Andreyev translated, and Vygotsky nodded. “Most of them died within a week. All the rest were taken to hospitals in nearby towns.” While Andreyev’s facial expression remained inscrutable, his shoulders twitched occasionally. Adam noticed a tightness in his voice as he related Vygotsky’s remarks, as though he were disturbed by what he was hearing.
“Do you have their names?” Adam asked.
Upon hearing the translation, Vygotsky roared with laughter. “Names? Yes, we have names—tens of thousands of names, addresses, identification numbers—books full of names. You will see.” They got back in the auto and sped off.
They drove on through the deserted facility with Vygotsky explaining the details and Andreyev continuing to translate. They passed factory buildings where slave laborers had worked to death producing bricks, army boots and munitions, past the medical facility where SS doctors conducted medical experiments on prisoners too weak for work, finally arriving at the “pit.” Andreyev pulled over and stopped the car next to a concrete trench as long as a football field and about half as wide. The flat bottom and slanted sides were covered in blackish-red stains. “The survivors told us the SS only used this for quick and dirty executions,” Vygotsky said, “like right at the end. Most of their work was done at Station Z.”
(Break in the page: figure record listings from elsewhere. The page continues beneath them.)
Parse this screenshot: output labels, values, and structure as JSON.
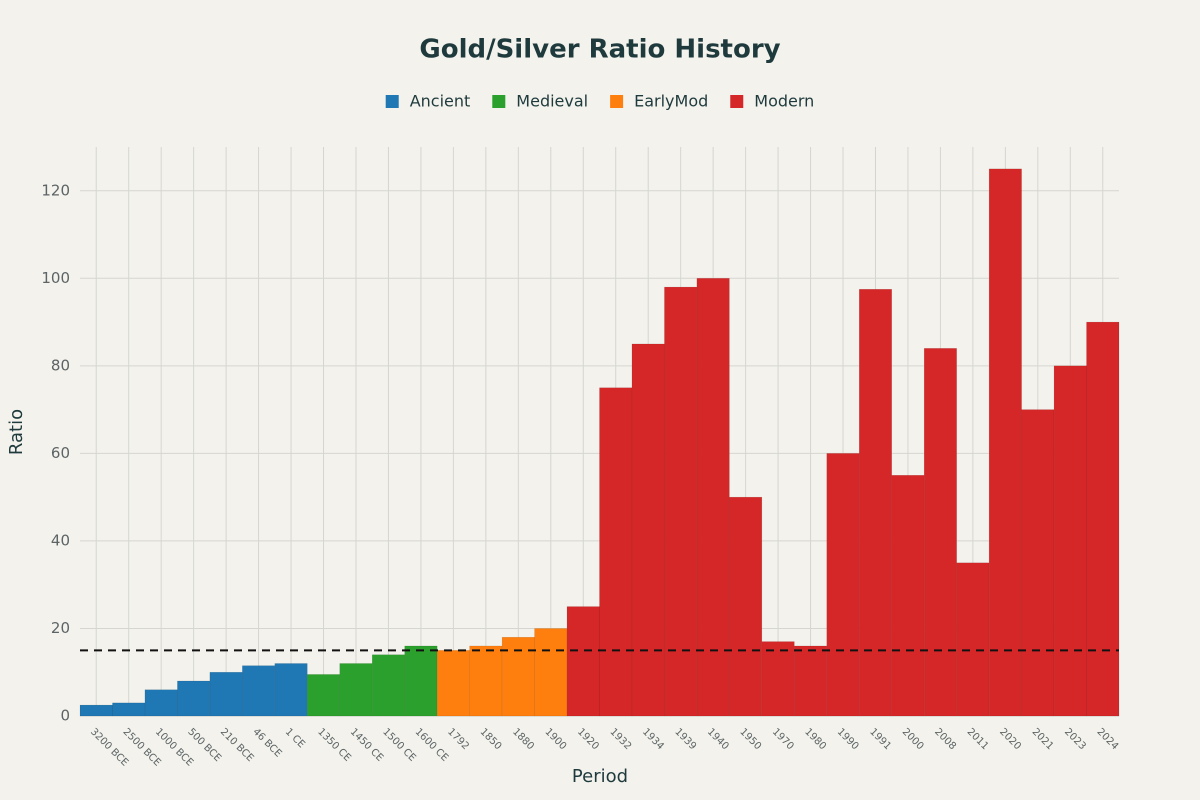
{
  "chart_data": {
    "type": "bar",
    "title": "Gold/Silver Ratio History",
    "x_label": "Period",
    "y_label": "Ratio",
    "categories": [
      "3200 BCE",
      "2500 BCE",
      "1000 BCE",
      "500 BCE",
      "210 BCE",
      "46 BCE",
      "1 CE",
      "1350 CE",
      "1450 CE",
      "1500 CE",
      "1600 CE",
      "1792",
      "1850",
      "1880",
      "1900",
      "1920",
      "1932",
      "1934",
      "1939",
      "1940",
      "1950",
      "1970",
      "1980",
      "1990",
      "1991",
      "2000",
      "2008",
      "2011",
      "2020",
      "2021",
      "2023",
      "2024"
    ],
    "series": [
      {
        "name": "Ancient",
        "color": "#1f77b4",
        "values": [
          2.5,
          3,
          6,
          8,
          10,
          11.5,
          12,
          null,
          null,
          null,
          null,
          null,
          null,
          null,
          null,
          null,
          null,
          null,
          null,
          null,
          null,
          null,
          null,
          null,
          null,
          null,
          null,
          null,
          null,
          null,
          null,
          null
        ]
      },
      {
        "name": "Medieval",
        "color": "#2ca02c",
        "values": [
          null,
          null,
          null,
          null,
          null,
          null,
          null,
          9.5,
          12,
          14,
          16,
          null,
          null,
          null,
          null,
          null,
          null,
          null,
          null,
          null,
          null,
          null,
          null,
          null,
          null,
          null,
          null,
          null,
          null,
          null,
          null,
          null
        ]
      },
      {
        "name": "EarlyMod",
        "color": "#ff7f0e",
        "values": [
          null,
          null,
          null,
          null,
          null,
          null,
          null,
          null,
          null,
          null,
          null,
          15,
          16,
          18,
          20,
          null,
          null,
          null,
          null,
          null,
          null,
          null,
          null,
          null,
          null,
          null,
          null,
          null,
          null,
          null,
          null,
          null
        ]
      },
      {
        "name": "Modern",
        "color": "#d62728",
        "values": [
          null,
          null,
          null,
          null,
          null,
          null,
          null,
          null,
          null,
          null,
          null,
          null,
          null,
          null,
          null,
          25,
          75,
          85,
          98,
          100,
          50,
          17,
          16,
          60,
          97.5,
          55,
          84,
          35,
          125,
          70,
          80,
          90
        ]
      }
    ],
    "reference_line": 15,
    "ylim": [
      0,
      130
    ],
    "yticks": [
      0,
      20,
      40,
      60,
      80,
      100,
      120
    ],
    "grid": true
  }
}
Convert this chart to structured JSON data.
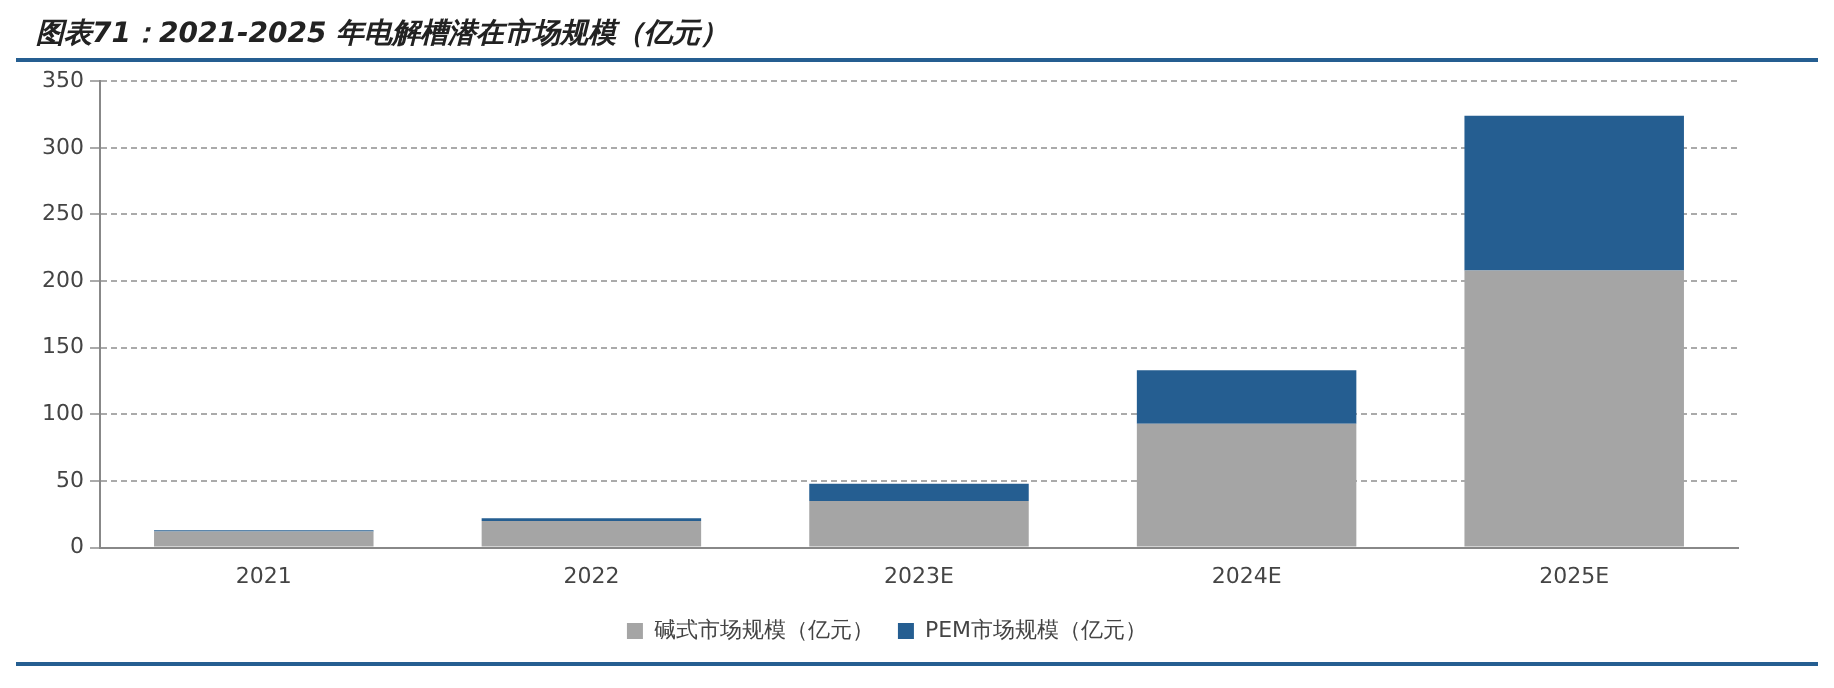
{
  "chart_data": {
    "type": "bar",
    "title": "图表71：2021-2025 年电解槽潜在市场规模（亿元）",
    "categories": [
      "2021",
      "2022",
      "2023E",
      "2024E",
      "2025E"
    ],
    "stacked": true,
    "series": [
      {
        "name": "碱式市场规模（亿元）",
        "color": "#a5a5a5",
        "values": [
          12,
          20,
          35,
          93,
          208
        ]
      },
      {
        "name": "PEM市场规模（亿元）",
        "color": "#255e91",
        "values": [
          1,
          2,
          13,
          40,
          116
        ]
      }
    ],
    "ylim": [
      0,
      350
    ],
    "yticks": [
      0,
      50,
      100,
      150,
      200,
      250,
      300,
      350
    ],
    "grid": "y",
    "legend": "bottom"
  }
}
Adam looked at the grisly killing field. Quick and dirty, like right at the end. Had his uncle been among them?
After a moment they set off again, and Andreyev drove to a large, windowless, concrete-block structure. He circled around to the back and stopped. A neat row of pressure cylinders were chained to the side of the building, each one bearing a prominent red-and-white placard emblazoned with a skull and crossbones.
“This is Station Z,” Vygotsky said. “The SS gassed more than a hundred thousand prisoners here.” He jerked his thumb toward the cylinders. “Zyklon-B, it’s a pesticide, the same thing they used at Auschwitz—very effective. Care to have a closer look?”